Pineapple, a fruit native to Central and South America, has been prized for centuries for its medicinal properties. Its wide variety of minerals and vitamins improve immune function and reduce inflammation.
Pineapple also contains bromelain, an enzyme thought to help digest proteins, which makes it a wonderful partner for Greek yogurt. Grilling the pineapple lightly caramelizes the fruit’s natural sugars, adding a more intense, complex flavor profile to the dish.
Greek yogurt is not only full of protein, it is made with strains of probiotics such as Lactobacillus bulgaricus and Streptococcus thermophilus, which help keep the gut microbiome healthy.
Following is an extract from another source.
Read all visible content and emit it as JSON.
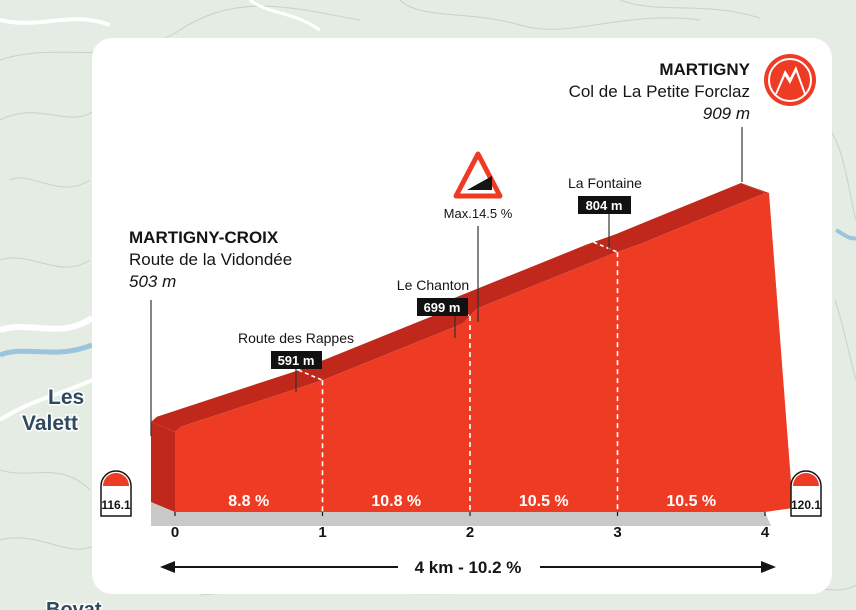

Coconut provides protein as well as healthy carbohydrates. It also contains essential minerals, including copper and iron to help form red blood cells, the powerful antioxidant selenium as well as manganese, which is vital for bone health and metabolizing carbs, proteins and cholesterol.
Try this guilt-free, low-cal treat when you get that ice cream craving.
Ono — that’s Hawaiian for delicious!